Lavallière au vent, souple et rapide comme le sont souvent les gens un peu corpulents, il traverse à vive allure la petite place de l’église, pour grimper les 40 marches jusqu'à son instrument... image longtemps familière à tous ceux d'Erstein : il allait maîtriser là-haut le monstre sacré aux 4271 tuyaux, gloire de nos offices durant 33 ans.

Il n'est pas difficile de parler de Victor Dusch, organiste exceptionnel, musicien complet, fût-ce 50 ans après, tant nous qui l’avons entendu, écouté, connu, demeu- rons imprégnés de sa présence.

C’est Noël, en 1925 ou 27. Victor Dusch improvise entre l'Hymne et le Magnificat ; c'est toujours un moment privilégié car il le sentait et le vivait et la musique lui coulait des doigts. Il improvise en liaison avec les thèmes fournis par les textes grégoriens, puis il s'en libère, s'étoffe, et soudain, avec un doigté infini, très délicatement et presqu'en sourdine il introduit dans la masse sonore le thème du De profundis, en plein Noël - Nulla sine merore voluptas, pas de joie sans ombre. Mon père lui en fit la remarque le lende­main. Quoi ? Vous l'avez entendu ? Et il en fut profondément heureux.

Ou bien, c'est un dimanche « ordinaire » comme on dit maintenant. L'église est pleine, c'est les vêpres. « In exitu Israël » le long poème épique va défiler. Alors là, Victor Dusch est à la fête et nous de même. La schola et la chorale des hommes chantaient le psaume 114 en grégorien bien sûr, Victor Dusch inventait tout au long du récit une sorte de dialogue qui courait, à la fois libre et fidèle ; ce n'était pas un accompagnement au sens habituel non, il créait une mélodie parallèle, plus volubile, avec une aisance et une jus­tesse dont je n'ai jamais trouvé l'équivalent. Grâce à des interventions de cette nature nous avons pu parfois nager dans le bonheur musical.
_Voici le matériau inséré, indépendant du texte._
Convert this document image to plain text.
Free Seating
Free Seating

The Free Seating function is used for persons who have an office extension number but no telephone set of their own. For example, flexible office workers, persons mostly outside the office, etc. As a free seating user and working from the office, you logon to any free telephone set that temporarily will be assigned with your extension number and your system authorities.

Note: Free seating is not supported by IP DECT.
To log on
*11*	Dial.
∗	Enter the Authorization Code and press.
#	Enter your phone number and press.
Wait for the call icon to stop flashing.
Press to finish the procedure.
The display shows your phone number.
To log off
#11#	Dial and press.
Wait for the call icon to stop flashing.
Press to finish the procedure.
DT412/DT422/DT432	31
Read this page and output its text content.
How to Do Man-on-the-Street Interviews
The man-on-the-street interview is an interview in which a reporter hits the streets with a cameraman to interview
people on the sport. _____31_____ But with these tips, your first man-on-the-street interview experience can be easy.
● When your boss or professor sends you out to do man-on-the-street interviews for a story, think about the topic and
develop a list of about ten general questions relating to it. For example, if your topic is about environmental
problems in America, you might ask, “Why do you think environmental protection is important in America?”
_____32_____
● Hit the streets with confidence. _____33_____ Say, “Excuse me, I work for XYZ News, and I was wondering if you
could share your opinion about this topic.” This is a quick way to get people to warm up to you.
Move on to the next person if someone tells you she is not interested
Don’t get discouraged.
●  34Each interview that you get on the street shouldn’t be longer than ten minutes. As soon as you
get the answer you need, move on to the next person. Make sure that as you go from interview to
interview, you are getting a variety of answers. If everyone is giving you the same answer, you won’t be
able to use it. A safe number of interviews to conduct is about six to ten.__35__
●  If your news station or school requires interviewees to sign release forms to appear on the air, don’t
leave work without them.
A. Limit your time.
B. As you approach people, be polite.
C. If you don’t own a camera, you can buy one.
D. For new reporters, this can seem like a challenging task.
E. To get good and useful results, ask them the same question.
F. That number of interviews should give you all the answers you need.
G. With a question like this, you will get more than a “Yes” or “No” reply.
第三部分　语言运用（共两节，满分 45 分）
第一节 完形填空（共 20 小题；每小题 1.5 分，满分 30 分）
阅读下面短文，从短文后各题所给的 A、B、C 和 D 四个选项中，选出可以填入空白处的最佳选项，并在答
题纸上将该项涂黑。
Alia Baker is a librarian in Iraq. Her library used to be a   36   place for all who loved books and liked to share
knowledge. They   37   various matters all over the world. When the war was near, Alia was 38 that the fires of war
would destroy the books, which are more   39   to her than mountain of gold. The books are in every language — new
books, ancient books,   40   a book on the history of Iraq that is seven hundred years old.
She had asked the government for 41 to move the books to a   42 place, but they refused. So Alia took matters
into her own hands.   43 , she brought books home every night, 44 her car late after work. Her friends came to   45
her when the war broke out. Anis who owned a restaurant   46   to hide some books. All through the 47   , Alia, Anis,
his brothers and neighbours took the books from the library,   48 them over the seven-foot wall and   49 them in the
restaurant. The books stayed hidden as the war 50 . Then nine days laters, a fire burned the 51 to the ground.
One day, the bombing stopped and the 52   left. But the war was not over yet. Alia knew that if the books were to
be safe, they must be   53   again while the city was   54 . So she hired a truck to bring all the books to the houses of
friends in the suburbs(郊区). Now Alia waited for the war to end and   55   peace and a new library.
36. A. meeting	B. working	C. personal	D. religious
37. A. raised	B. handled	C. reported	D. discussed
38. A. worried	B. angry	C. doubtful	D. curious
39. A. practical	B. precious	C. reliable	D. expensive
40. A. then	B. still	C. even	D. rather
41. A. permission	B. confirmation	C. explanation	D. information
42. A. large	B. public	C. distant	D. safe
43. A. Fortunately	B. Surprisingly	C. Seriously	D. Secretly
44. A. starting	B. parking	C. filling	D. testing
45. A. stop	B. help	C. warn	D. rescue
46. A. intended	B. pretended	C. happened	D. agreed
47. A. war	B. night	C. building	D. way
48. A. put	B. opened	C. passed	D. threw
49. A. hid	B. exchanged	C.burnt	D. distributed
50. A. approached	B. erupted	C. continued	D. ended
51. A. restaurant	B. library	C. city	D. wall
Ou bien c'est le 11 novembre, la Fête Patronale. Je mets des majuscules qui peuvent seules marquer la haute solennité de la Saint-Martin alors que l'église des pauvres n'était pas encore instaurée. Dès la première attaque on sait que « ça » va être extraordinaire. Quelques accords somptueux sur cet orgue baroque qui est capable de meubler de vastes volumes et de riches solennités, et voici qu'un orchestre à cordes enchaîne, merveilleuse surprise, puis « ils » se mêlent, orgue, cordes et chœur. Ah mes enfants, quel festin ! C'est faible de dire que nous étions tous motivés, nous entrions dans le jeu, comment rester tiède avec un tel stimulant ? Cela durait 2 heures, et plutôt davantage, il faisait froid car le feu ne marchait pas, tant pis, pour une pareille prestation on serait resté encore. (Le confort matériel n'était pas une néces­sité).

L'année suivante, à la Saint-Martin de nouveau,on s'était dit : « ils vont revenir les violons » les cellos, non, Victor Dusch avait choisi le grégorien pur, à travers toute la célébration. Cette relative austérité mariée aux inter­ventions de l'orgue-Solo nous avait aidés à réaliser que le plain chant c'est la louange profonde, grave et millénaire.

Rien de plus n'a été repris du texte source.